After an emotional seven-day federal trial, Roof was found guilty of all 33 charges of murder, attempted murder and federal hate crimes.
Roof, 22, will face either the death penalty or life imprisonment for his crimes, for which he confessed in a chilling interview with investigators.
The issue, then, before the court was not whether or not Roof carried out the massacre, but if this could be constituted as a hate crime.
He was found guilty on all 33 counts, including committing hate crimes that resulted in death, on Thursday afternoon in Charleston.
During closing arguments, a prosecutor described Roof’s shooting as an act of “tremendous cowardice” fueled by “cold, calculated hatred.”
The victims were displayed before the court both as they lived - smiling and happy - and as they died, ravaged with bullets and covered in blood.
Astonishingly, the defendant only only he admitted he carried out the crime, but did so out of duty and in hopes of starting a race war.
After his arrest, Roof told investigators he “had to” shoot up the church, accusing other white supremacist groups of being such in name only.
“I had to do it because somebody had to do it,” he said.
In his car, a notebook detailing his suck beliefs on whites, blacks, Latinos, Jews, and other racial and ethnic groups was also found.

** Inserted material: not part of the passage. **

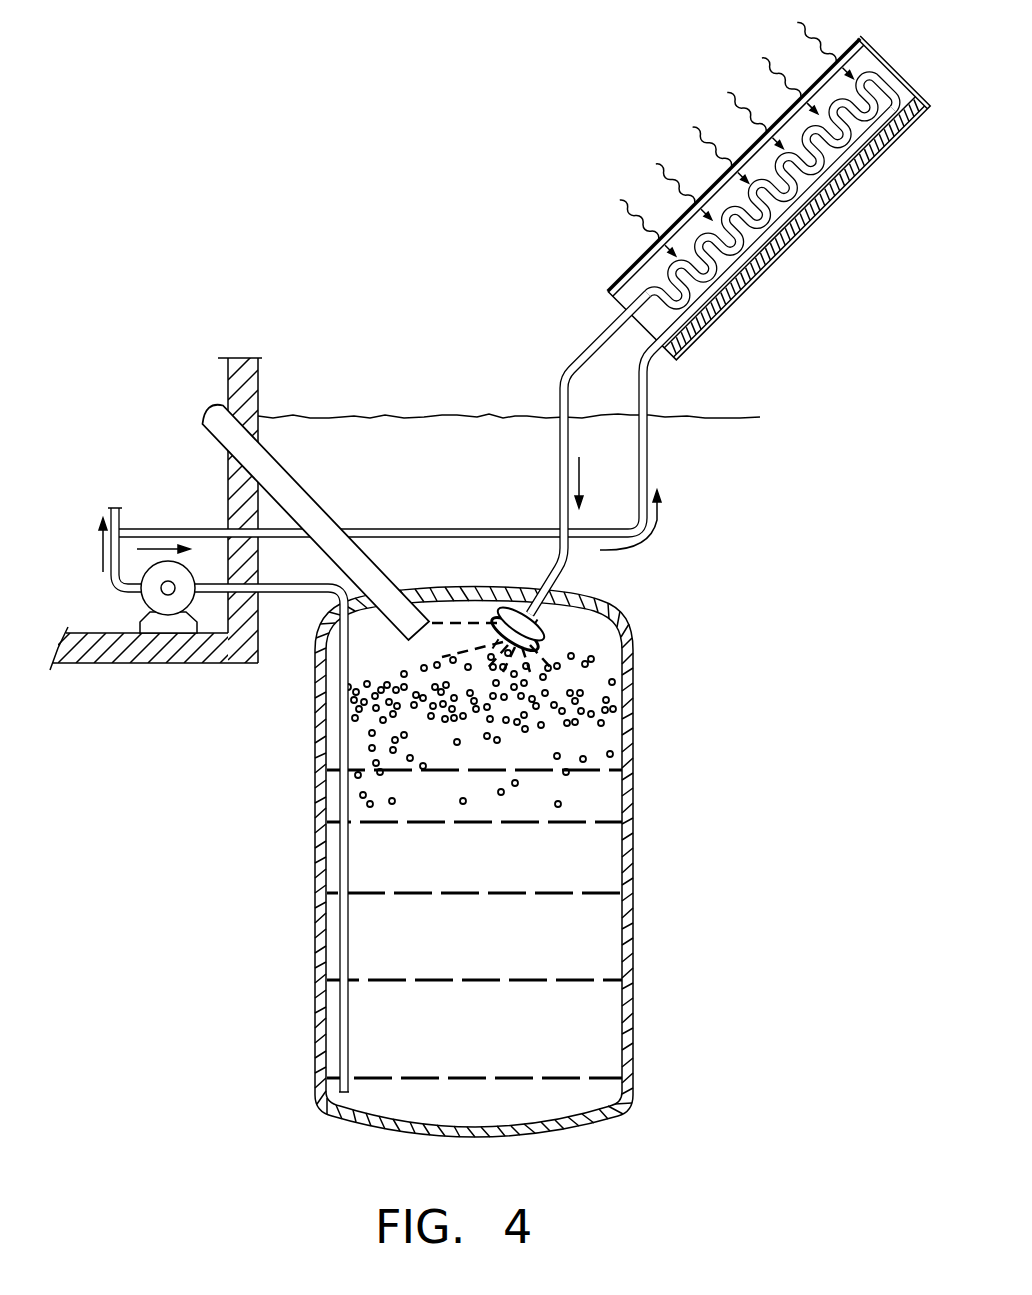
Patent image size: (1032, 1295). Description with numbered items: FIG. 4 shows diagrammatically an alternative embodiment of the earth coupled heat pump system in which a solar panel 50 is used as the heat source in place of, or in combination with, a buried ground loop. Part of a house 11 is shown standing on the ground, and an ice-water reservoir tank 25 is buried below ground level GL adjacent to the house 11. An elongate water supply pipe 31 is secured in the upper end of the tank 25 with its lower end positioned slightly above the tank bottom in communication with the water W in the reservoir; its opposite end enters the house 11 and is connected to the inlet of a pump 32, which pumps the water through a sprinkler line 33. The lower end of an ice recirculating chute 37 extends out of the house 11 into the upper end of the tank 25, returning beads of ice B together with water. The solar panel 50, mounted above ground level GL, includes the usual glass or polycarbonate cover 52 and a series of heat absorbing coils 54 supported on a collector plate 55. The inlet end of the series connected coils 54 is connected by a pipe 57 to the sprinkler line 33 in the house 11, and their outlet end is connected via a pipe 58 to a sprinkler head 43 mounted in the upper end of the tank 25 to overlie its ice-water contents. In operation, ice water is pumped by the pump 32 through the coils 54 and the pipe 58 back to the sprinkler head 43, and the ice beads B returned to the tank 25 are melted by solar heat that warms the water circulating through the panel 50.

Roof’s defense, lead by renowned death penalty attorney David Bruck, sought to sow doubt that the 22-year-old’s motivations were clear.
The jury wasn't convinced.
Southern Poverty Law Center president Richard Cohen called the defendant an extremist and the “modern face of domestic terrorism.”
Cohen noted that even following the verdict, “Charleston is still healing from [Roof’s] horrific, racially motivated crime, as is our nation."
"Our hearts go out to the victims’ families.”
The extent of Bruck’s role, who also defended Boston Marathon bomber Dzhokhar Tsarnaev, was unknown in the days leading up to trial.
Roof initially asked the judge if he could dismiss his attorneys and represent himself amid jury selection, only to backtrack on the request.
He later asked that his attorney only represent him during the guilt phase, which concluded today; Roof will defend himself going forward.
At issue appeared to be Bruck’s interest in presenting evidence that he hoped might call Roof’s mental capacity into serious question.
This was repeatedly stonewalled in the past week.
Throughout the trial, Bruck made attempts to call witnesses or enter evidence that spoke to Roof’s mental state only to be blocked by the judge.
On Thursday, U.S. District Judge Richard Gergel again suggested to Roof that he should not represent himself. The killer will do so anyway.
He will have until January 3 to change his mind.
Roof is expected back in court on that date to represent himself against the federal government’s call for the death penalty to be imposed.